We note only the examples in the Library of Congress (1861 edition) British Library (1861) and National Library of Spain (1862).

Condition Description
Minor soiling. Dissected and laid on linen with original black faux morocco slip case with title in gilt lettering.
Joseph Hutchins Colton Biography

G. W. & C. B. Colton was a prominent family firm of mapmakers who were leaders in the American map trade in the nineteenth century. Its founder, Joseph Hutchins Colton (1800-1893), was a Massachusetts native. Colton did not start in the map trade; rather, he worked in a general store from 1816 to 1829 and then as a night clerk at the United States Post Office in Hartford, Connecticut. By 1830, he was in New York City, where he set up his publishing business a year later.

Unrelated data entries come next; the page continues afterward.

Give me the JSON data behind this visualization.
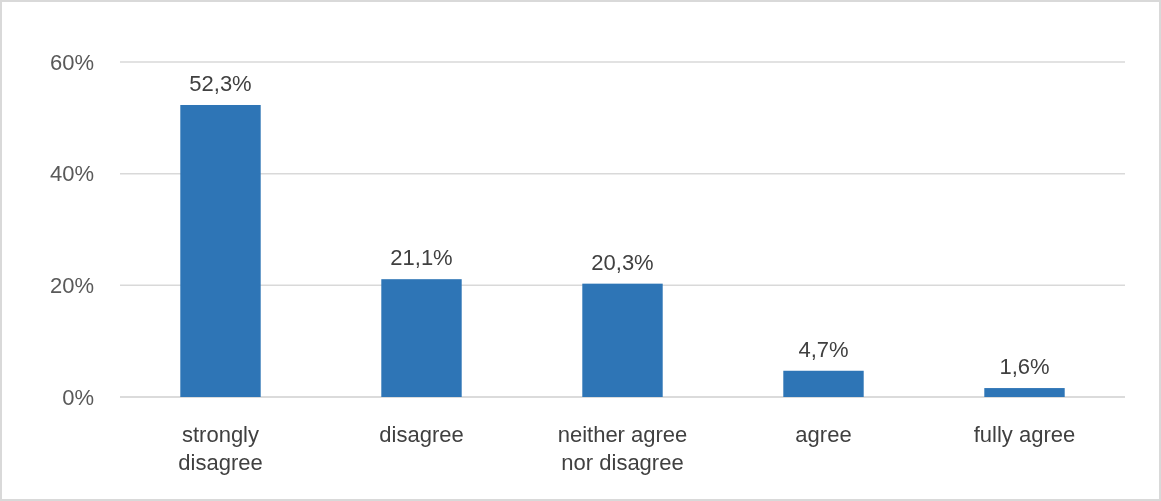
{
  "chart_data": {
    "type": "bar",
    "categories": [
      "strongly disagree",
      "disagree",
      "neither agree nor disagree",
      "agree",
      "fully agree"
    ],
    "values": [
      52.3,
      21.1,
      20.3,
      4.7,
      1.6
    ],
    "value_labels": [
      "52,3%",
      "21,1%",
      "20,3%",
      "4,7%",
      "1,6%"
    ],
    "color": "#2e75b6",
    "ylim": [
      0,
      60
    ],
    "yticks": [
      {
        "value": 0,
        "label": "0%"
      },
      {
        "value": 20,
        "label": "20%"
      },
      {
        "value": 40,
        "label": "40%"
      },
      {
        "value": 60,
        "label": "60%"
      }
    ],
    "grid": "y"
  }
}
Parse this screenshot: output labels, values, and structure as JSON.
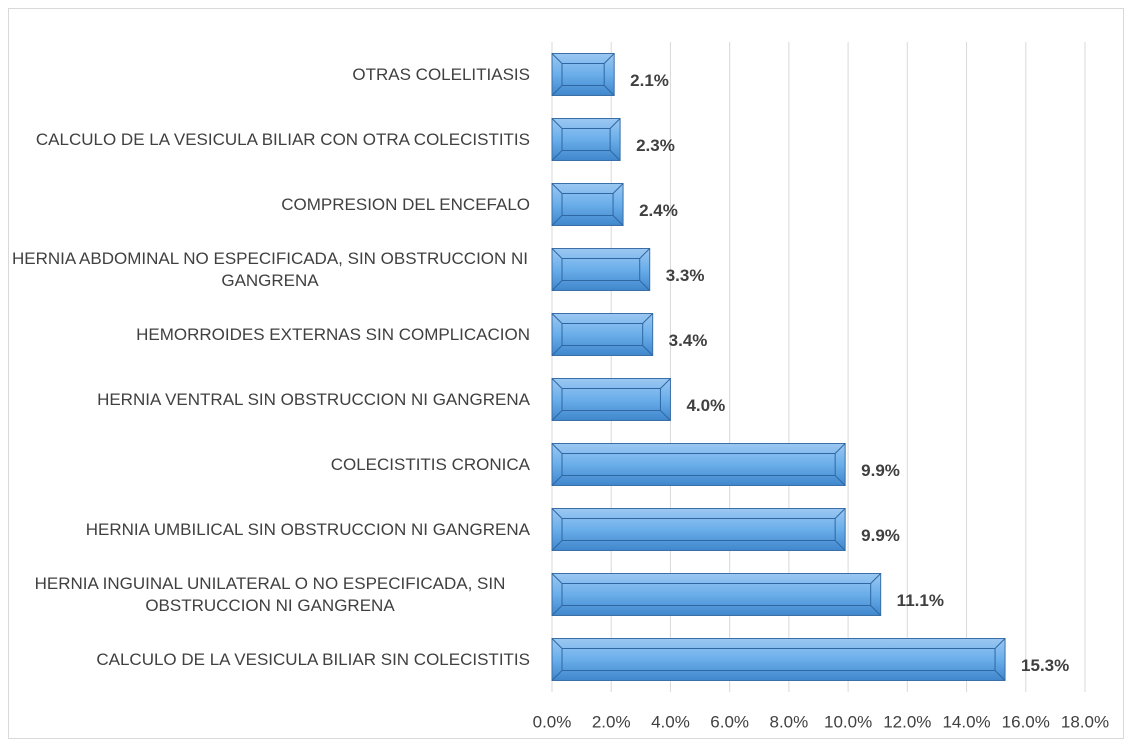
{
  "chart_data": {
    "type": "barh",
    "categories": [
      "OTRAS COLELITIASIS",
      "CALCULO DE LA VESICULA BILIAR CON OTRA COLECISTITIS",
      "COMPRESION DEL ENCEFALO",
      "HERNIA ABDOMINAL NO ESPECIFICADA, SIN OBSTRUCCION NI GANGRENA",
      "HEMORROIDES EXTERNAS SIN COMPLICACION",
      "HERNIA VENTRAL SIN OBSTRUCCION NI GANGRENA",
      "COLECISTITIS CRONICA",
      "HERNIA UMBILICAL SIN OBSTRUCCION NI GANGRENA",
      "HERNIA INGUINAL UNILATERAL O NO ESPECIFICADA, SIN OBSTRUCCION NI GANGRENA",
      "CALCULO DE LA VESICULA BILIAR SIN COLECISTITIS"
    ],
    "values": [
      2.1,
      2.3,
      2.4,
      3.3,
      3.4,
      4.0,
      9.9,
      9.9,
      11.1,
      15.3
    ],
    "value_labels": [
      "2.1%",
      "2.3%",
      "2.4%",
      "3.3%",
      "3.4%",
      "4.0%",
      "9.9%",
      "9.9%",
      "11.1%",
      "15.3%"
    ],
    "color": "#5b9bd5",
    "xlim": [
      0,
      18
    ],
    "xticks": [
      {
        "value": 0,
        "label": "0.0%"
      },
      {
        "value": 2,
        "label": "2.0%"
      },
      {
        "value": 4,
        "label": "4.0%"
      },
      {
        "value": 6,
        "label": "6.0%"
      },
      {
        "value": 8,
        "label": "8.0%"
      },
      {
        "value": 10,
        "label": "10.0%"
      },
      {
        "value": 12,
        "label": "12.0%"
      },
      {
        "value": 14,
        "label": "14.0%"
      },
      {
        "value": 16,
        "label": "16.0%"
      },
      {
        "value": 18,
        "label": "18.0%"
      }
    ],
    "grid": true
  }
}
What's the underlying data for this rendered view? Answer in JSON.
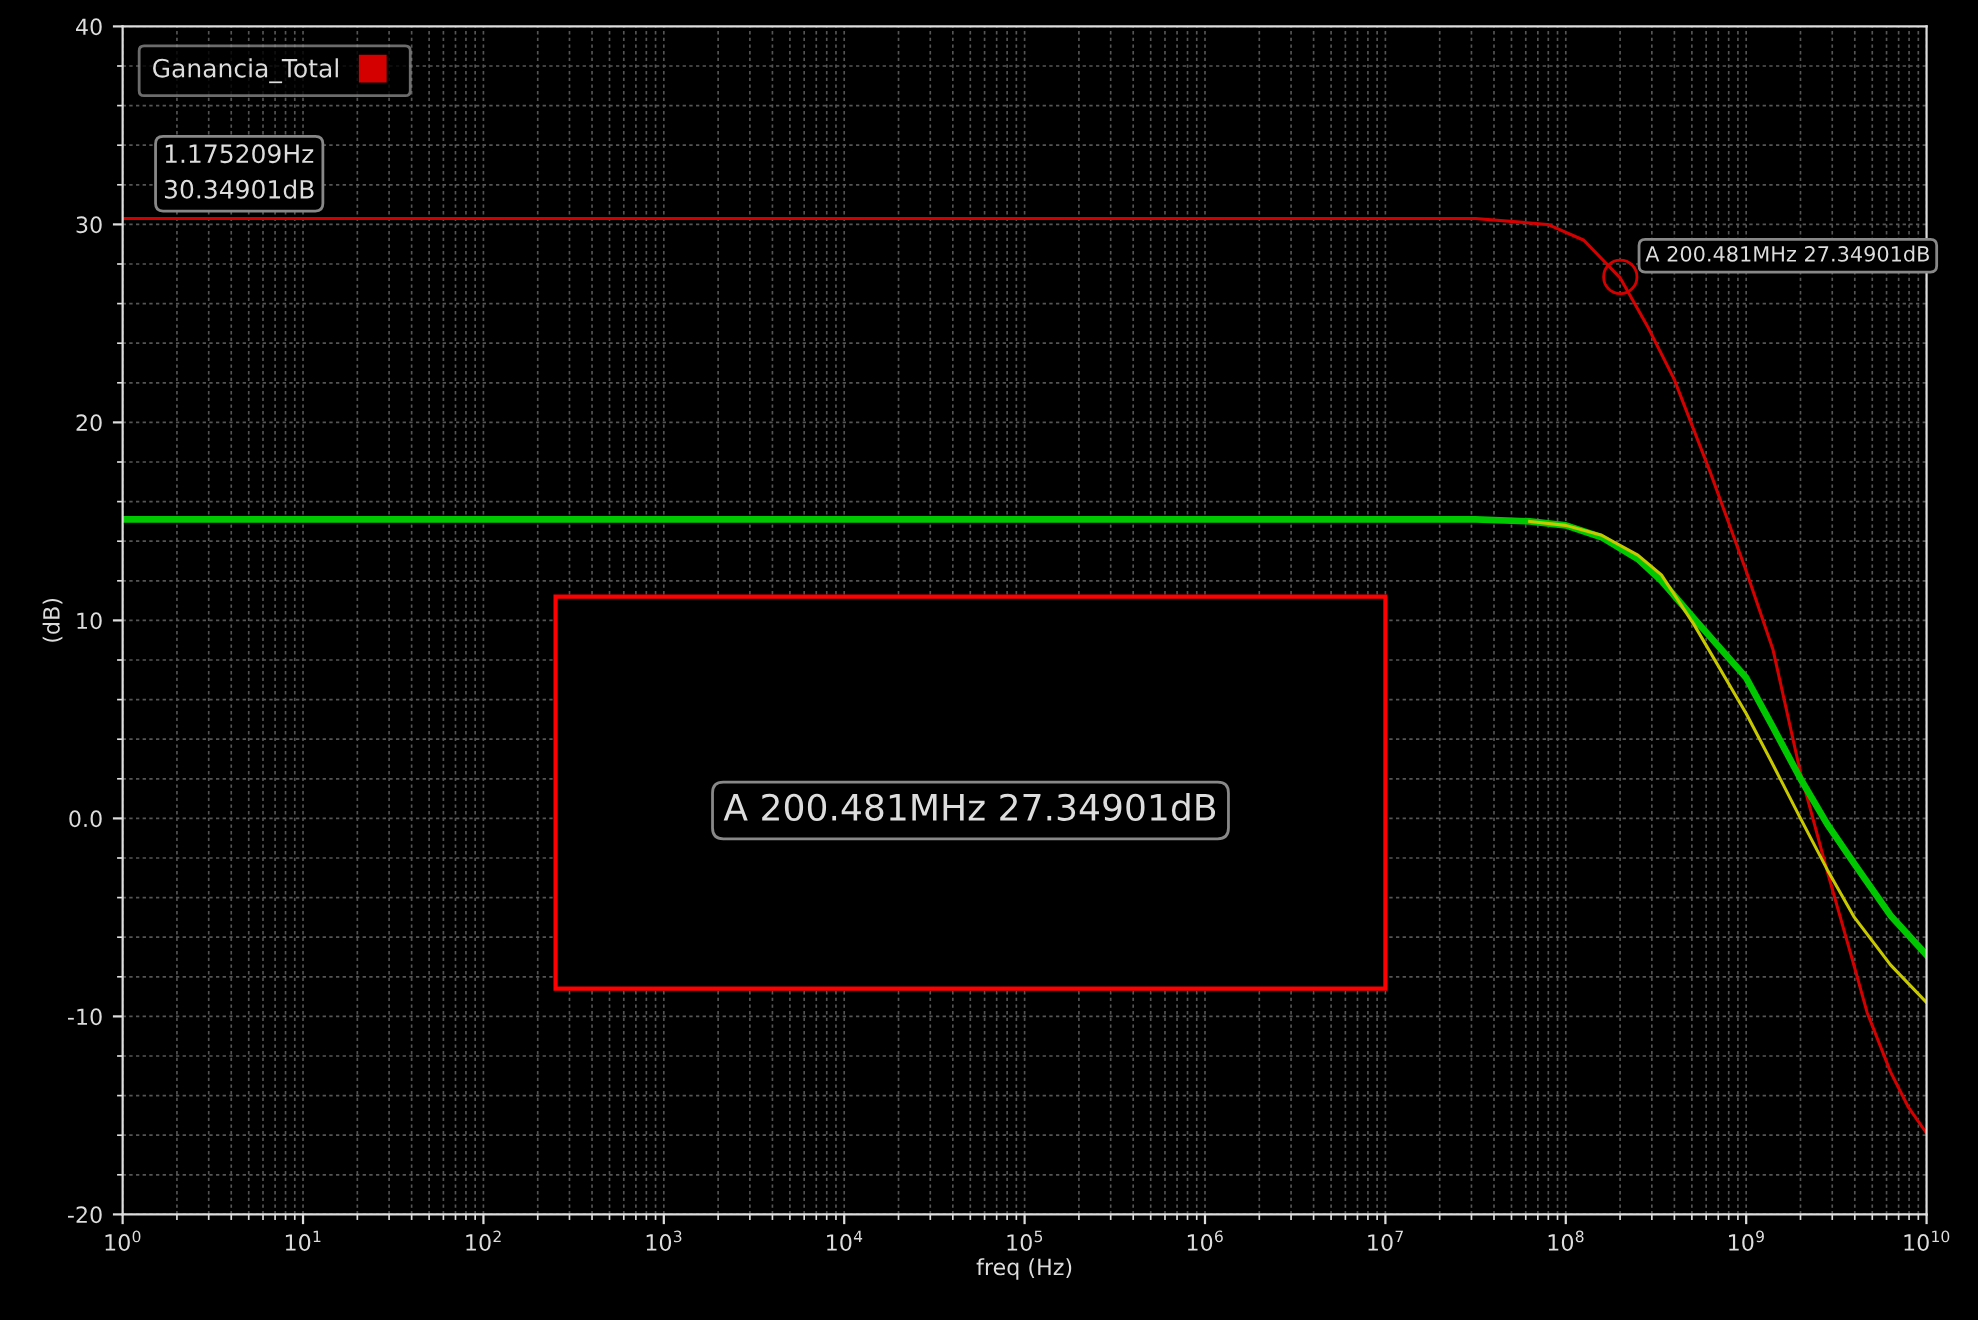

The first printed item with his imprint is dated 1833, a reprint of S. Stiles & Company’s edition of David Burr’s map of the state of New York. He also printed John Disturnell’s map of New York City in 1833. Colton’s next cartographic venture was in 1835, when he acquired the rights to John Farmer’s seminal maps of Michigan and Wisconsin. Another early and important Colton work is his Topographical Map of the City and County of New York and the Adjacent Country (1836). In 1839, Colton began issuing the Western Tourist and Emigrant’s Guide, which was originally issued by J. Calvin Smith.

During this first decade, Colton did not have a resident map engraver; he relied upon copyrights purchased from other map makers, most often S. Stiles & Company, and later Stiles, Sherman & Smith. Smith was a charter member of the American Geographical and Statistical Society, as was John Disturnell. This connection would bear fruit for Colton during the early period in his career, helping him to acquire the rights to several important maps. By 1850, the Colton firm was one of the primary publishers of guidebooks and immigrant and railroad maps, known for the high-quality steel plate engravings with decorative borders and hand watercolors.

In 1846, Colton published Colton’s Map of the United States of America, British Possessions . . . his first venture into the wall map business. This work would be issued until 1884 and was the first of several successful wall maps issued by the firm, including collaborative works with D.G. Johnson. From the 1840s to 1855, the firm focused on the production of railroad maps. Later, it published a number of Civil War maps.

In 1855, Colton finally issued his first atlas, Colton’s Atlas of the World, issued in two volumes in 1855 and 1856. In 1857 the work was reduced to a single volume under the title of Colton’s General Atlas, which was published in largely the same format until 1888. It is in this work that George Woolworth (G. W.) Colton’s name appears for the first time.

Born in 1827 and lacking formal training as a mapmaker, G. W. joined his father’s business and would later help it to thrive. His brother Charles B. (C. B.) Colton would also join the firm. Beginning in 1859, the General Atlas gives credit to Johnson & Browning, a credit which disappears after 1860, when Johnson & Browning launched their own atlas venture, Johnson’s New Illustrated (Steel Plate) Family Atlas, which bears Colton’s name as the publisher in the 1860 and 1861 editions.

J.H. Colton also published a number of smaller atlases and school geographies, including his Atlas of America (1854-56), his Illustrated Cabinet Atlas (1859), Colton’s Condensed Cabinet Atlas of Descriptive Geography (1864) and Colton’s Quarto Atlas of the World (1865). From 1850 to the early 1890s, the firm also published several school atlases and pocket maps. The firm continued until the late 1890s, when it merged with a competitor and then ceased to trade under the name Colton.